- Born: May 10, 1872 Seymour, Indiana, U.S.
- Died: March 21, 1918 (aged 45) North Atlantic Ocean (lost at sea)
- Memorial: Commemorated on the Tablets of the Missing, Suresnes American Cemetery and Memorial, Suresnes, France
- Allegiance: United States
- Branch: United States Army
- Service years: 1898–1918
- Rank: Lieutenant Colonel
- Unit: Medical Corps
- Commands: Camp Funston; Fort Riley
- Conflicts: Boxer Rebellion Philippine–American War World War I
- Spouse: Ruth Steere Kelley (m. 1908)
- Relations: Reno Gang (uncles)
- Other work: School administrator; inventor of medical equipment

= William Wilkinson Reno =

United States Army medical officer (1872–1918)
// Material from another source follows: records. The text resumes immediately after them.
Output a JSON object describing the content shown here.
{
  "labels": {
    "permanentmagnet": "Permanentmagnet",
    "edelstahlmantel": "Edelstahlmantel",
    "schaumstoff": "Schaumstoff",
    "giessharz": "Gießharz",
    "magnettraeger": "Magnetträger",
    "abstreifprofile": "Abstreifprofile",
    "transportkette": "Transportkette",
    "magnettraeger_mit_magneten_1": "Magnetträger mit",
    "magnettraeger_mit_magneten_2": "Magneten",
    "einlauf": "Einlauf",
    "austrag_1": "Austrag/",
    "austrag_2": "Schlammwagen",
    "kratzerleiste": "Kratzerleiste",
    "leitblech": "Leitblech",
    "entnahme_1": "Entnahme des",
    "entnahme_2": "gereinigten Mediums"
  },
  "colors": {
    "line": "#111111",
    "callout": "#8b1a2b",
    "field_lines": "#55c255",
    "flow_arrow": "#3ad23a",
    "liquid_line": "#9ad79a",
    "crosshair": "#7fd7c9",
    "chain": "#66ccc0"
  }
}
William Wilkinson Reno (May 10, 1872 – March 21, 1918) was an officer in the United States Army Medical Corps who served from 1898 until his death in 1918. (Note: Reno's memorial at Suresnes records his rank as lieutenant colonel, while his 1918 obituary refers to him throughout as "colonel." During World War I, U.S. Army officers commonly held a permanent grade in the Regular Army alongside a higher temporary grade in the National Army for the duration of the war; the two sources may therefore reflect his permanent (lieutenant colonel) and temporary (colonel) ranks respectively. The discrepancy has not been resolved against the Official Army Register.) Born in Seymour, Indiana, he was a grandson of J. Wilkison Reno and a nephew of the members of the Reno Gang, the post–Civil War outlaw band credited with one of the first peacetime train robberies in the United States. (Note: Reno's father, Clinton ("Honest Clint") Reno, was the one brother who did not ride with the gang.) After brief careers in education, Reno commissioned into the Army around the time of the Spanish–American War and served through the Boxer Rebellion and multiple postings in the Philippines. He commanded Camp Funston and Fort Riley, Kansas, before being sent to France in late 1917. He was lost overboard from the troop transport in the North Atlantic on March 21, 1918, and his body was never recovered.

== Early life and family ==
Reno was born on May 10, 1872, in Seymour, Indiana, in Jackson County. His grandfather, J. Wilkison Reno, was a prosperous Jackson County landowner whose sons Frank, John, Simeon, and William formed the Reno Gang. Reno's father, Clinton, was the brother who did not take part in the gang's crimes and was consequently known as "Honest Clint"; he later moved to Kansas and died in 1921.

== Education and early career ==
Reno graduated from the University of Kansas in 1893. Before entering the Army he worked in education, serving as principal of the Minneapolis city schools in 1894 and 1895.

== Military career ==
Reno was commissioned into the Army Medical Department in 1898, around the time of the Spanish–American War, and his early service coincided with the Boxer Rebellion in China. He was stationed in the Philippines on several occasions during the period of the Philippine–American War and subsequent American occupation.

By the time of World War I Reno had risen to lieutenant colonel—he is referred to as a colonel in contemporary accounts—and served as commanding officer at Camp Funston and Fort Riley in Kansas. In October 1917 he was sent from Camp Funston to France in charge of the American Ambulance Service.

Contemporary accounts also credited Reno with the design of medical equipment, including a hypodermic syringe and a wheeled stretcher for hospital and field use, said to have been adopted by the war departments of several countries. (Note: These claims appear in Reno's 1918 obituary in the Cape Girardeau Republican; they have not been independently verified through patent records.)

== Death ==
On March 21, 1918, Reno was lost from the United States troop transport in the North Atlantic. The waters were searched but his body was never recovered. Notice of his loss was conveyed to his sister, Mrs. Seth Babcock of Cape Girardeau, Missouri, by telegram from Washington. The Susquehanna, a former North German Lloyd liner named Rhein that had been seized in 1917 and converted to a U.S. Navy transport, had — in an irony of her history — carried German troops to the Boxer Rebellion in 1900.

Reno is commemorated on the Tablets of the Missing at Suresnes American Cemetery and Memorial near Paris. He had married his wife, Ruth (Kelley) Reno, in 1908, and they had two children.